How they like to work
Picterus has operated exclusively as a solo coordinator in both H2020 projects, which is entirely consistent with the SME Instrument scheme — designed for single-company innovation rather than multi-partner consortia. They have recorded zero external consortium partners across their EU project history, suggesting they are a focused product company that builds internally rather than through collaborative R&D networks. Anyone seeking to work with them would need to approach as a commercial partner (distributor, pilot site, clinical validator) rather than expecting a traditional consortium relationship.

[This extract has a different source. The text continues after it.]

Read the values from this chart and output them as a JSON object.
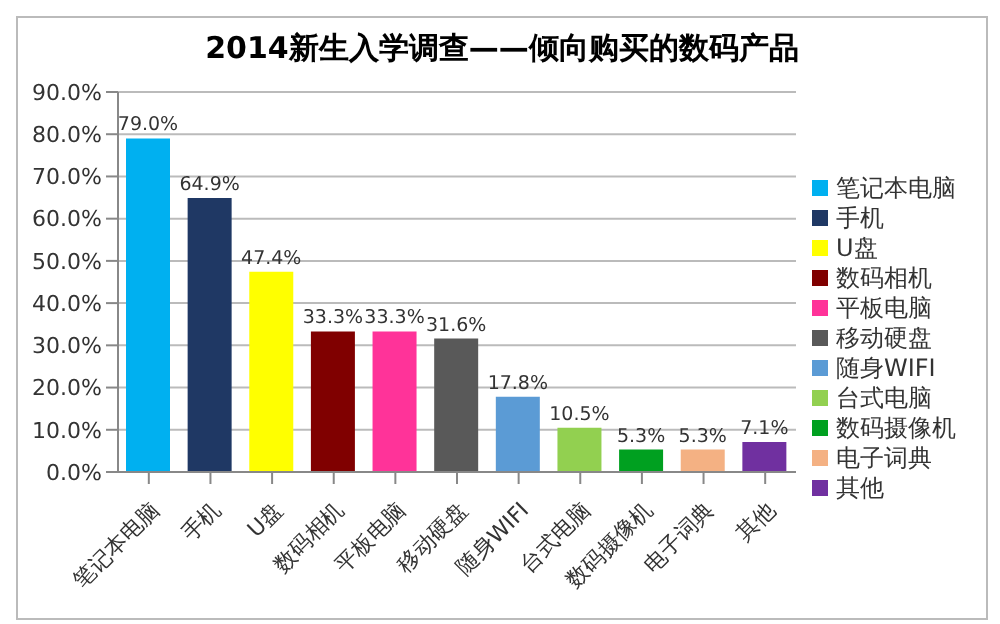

Picterus has no recorded H2020 consortium partners — both projects were executed under the SME Instrument, which funds single companies. Their collaboration network within EU-funded research is therefore not visible from this data; any research partnerships they hold would be through clinical or commercial channels outside the consortium structure.
What sets them apart
Picterus appears to be the only EU-funded organization specifically commercializing a calibration-card-plus-smartphone method for neonatal jaundice detection — a niche combining photonics, mobile hardware constraints, and paediatric clinical requirements that very few teams address. Their full-stack ownership of optics, calibration, and ML inference means they are a complete solution provider, not just a software or just a device company. For healthcare systems in low- and middle-income countries, or for telemedicine platforms targeting neonatal care, Picterus offers a rare ready-to-integrate diagnostic capability that requires no expensive hardware.
Highlights from their portfolio
- Picterus (Phase 2)At EUR 1,663,904, this is Picterus's primary funding vehicle and represents one of the larger SME Instrument Phase 2 awards in health diagnostics, validating EU assessors' confidence in the commercial readiness of their smartphone jaundice screening system.
- Picterus (Phase 1)The EUR 50,000 feasibility grant that proved the concept and unlocked the much larger Phase 2 award — a textbook SME Instrument progression from idea to investable product.